I have an algorithm that checks which String in a given List of Strings matches the most with another given string, it goes as-
String calcMostMatching(String mainStr, List<String> strings) {
String mostMatching = null;
if (strings.size() == 1) {
// if size is 1, return the only present string.
mostMatching = strings.get(0);
} else {
// This algorithm also works for size() == 1 but I don't
// want to use it when size() == 1
char[] charArrayOfMainStr = mainStr.toCharArray();
for (String str : strings) {
char[] charArrayOfStr = str.toCharArray();
int min = Math.min(charArrayOfMainStr.length, charArrayOfStr.length)

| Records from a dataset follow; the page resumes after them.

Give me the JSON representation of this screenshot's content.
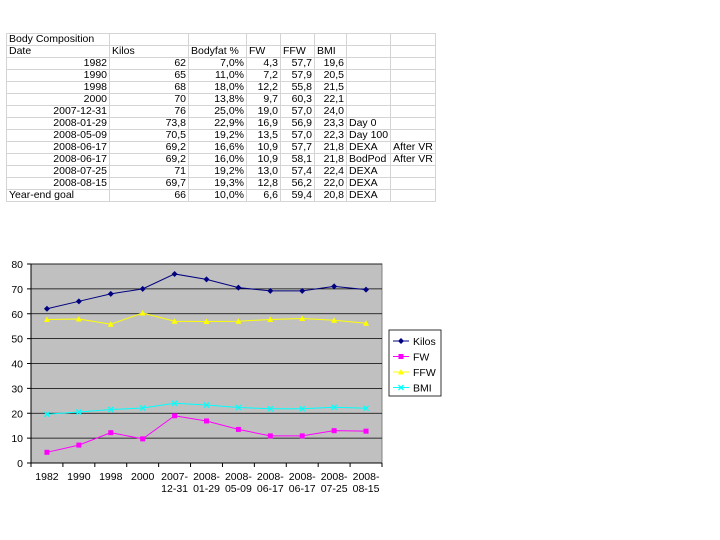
{
  "sheet": {
    "title": "Body Composition",
    "headers": [
      "Date",
      "Kilos",
      "Bodyfat %",
      "FW",
      "FFW",
      "BMI",
      "",
      ""
    ],
    "rows": [
      [
        "1982",
        "62",
        "7,0%",
        "4,3",
        "57,7",
        "19,6",
        "",
        ""
      ],
      [
        "1990",
        "65",
        "11,0%",
        "7,2",
        "57,9",
        "20,5",
        "",
        ""
      ],
      [
        "1998",
        "68",
        "18,0%",
        "12,2",
        "55,8",
        "21,5",
        "",
        ""
      ],
      [
        "2000",
        "70",
        "13,8%",
        "9,7",
        "60,3",
        "22,1",
        "",
        ""
      ],
      [
        "2007-12-31",
        "76",
        "25,0%",
        "19,0",
        "57,0",
        "24,0",
        "",
        ""
      ],
      [
        "2008-01-29",
        "73,8",
        "22,9%",
        "16,9",
        "56,9",
        "23,3",
        "Day 0",
        ""
      ],
      [
        "2008-05-09",
        "70,5",
        "19,2%",
        "13,5",
        "57,0",
        "22,3",
        "Day 100",
        ""
      ],
      [
        "2008-06-17",
        "69,2",
        "16,6%",
        "10,9",
        "57,7",
        "21,8",
        "DEXA",
        "After VR"
      ],
      [
        "2008-06-17",
        "69,2",
        "16,0%",
        "10,9",
        "58,1",
        "21,8",
        "BodPod",
        "After VR"
      ],
      [
        "2008-07-25",
        "71",
        "19,2%",
        "13,0",
        "57,4",
        "22,4",
        "DEXA",
        ""
      ],
      [
        "2008-08-15",
        "69,7",
        "19,3%",
        "12,8",
        "56,2",
        "22,0",
        "DEXA",
        ""
      ],
      [
        "Year-end goal",
        "66",
        "10,0%",
        "6,6",
        "59,4",
        "20,8",
        "DEXA",
        ""
      ]
    ]
  },
  "chart_data": {
    "type": "line",
    "categories": [
      [
        "1982"
      ],
      [
        "1990"
      ],
      [
        "1998"
      ],
      [
        "2000"
      ],
      [
        "2007-",
        "12-31"
      ],
      [
        "2008-",
        "01-29"
      ],
      [
        "2008-",
        "05-09"
      ],
      [
        "2008-",
        "06-17"
      ],
      [
        "2008-",
        "06-17"
      ],
      [
        "2008-",
        "07-25"
      ],
      [
        "2008-",
        "08-15"
      ]
    ],
    "ylim": [
      0,
      80
    ],
    "yticks": [
      0,
      10,
      20,
      30,
      40,
      50,
      60,
      70,
      80
    ],
    "grid": true,
    "legend_position": "right",
    "plot_background": "#c0c0c0",
    "series": [
      {
        "name": "Kilos",
        "color": "#000080",
        "marker": "diamond",
        "values": [
          62,
          65,
          68,
          70,
          76,
          73.8,
          70.5,
          69.2,
          69.2,
          71,
          69.7
        ]
      },
      {
        "name": "FW",
        "color": "#ff00ff",
        "marker": "square",
        "values": [
          4.3,
          7.2,
          12.2,
          9.7,
          19.0,
          16.9,
          13.5,
          10.9,
          10.9,
          13.0,
          12.8
        ]
      },
      {
        "name": "FFW",
        "color": "#ffff00",
        "marker": "triangle",
        "values": [
          57.7,
          57.9,
          55.8,
          60.3,
          57.0,
          56.9,
          57.0,
          57.7,
          58.1,
          57.4,
          56.2
        ]
      },
      {
        "name": "BMI",
        "color": "#00ffff",
        "marker": "x",
        "values": [
          19.6,
          20.5,
          21.5,
          22.1,
          24.0,
          23.3,
          22.3,
          21.8,
          21.8,
          22.4,
          22.0
        ]
      }
    ]
  }
}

for (int i = 0; i < min; i++) {
int count = 0;
if (charArrayOfMainStr[i] == charArrayOfStr[i]) {
count++;
} else {
break;
}
}
// Now I store the value of count for
// each string but let us say a method like str.setCounter(count);
}
// Now I will iterate over the loop to check the mostMatchingString
mostMatching = strings.get(0);
for (int i = 1; i < strings.size(); i++) {
if (mostMatching.getCounter() < strings.get(i).getCounter()) {
mostMatching = strings.get(i);
}
}
}
return mostMatching;
}
Now pit test fails on-
if (strings.size() == 1) {
mostMatching = strings.get(0);
}
Saying replaced strings.size() == 1
with false
but still all the test cases pass. Yes, all the test cases will pass but I want to reduce time complexity when the list has only one value.
If you are not aware of pit testing, can someone help me to modify this algorithm so it doesn't go inside the loop when size() == 1
other than what I have done.
Note- This is not the real code, I have reduced it to the smallest reproducible example, the actual code is something different and quite complex, it checks on various parameters, rather than just comparing getCounter()
values.
How can I kill this mutation or will I have to ignore it.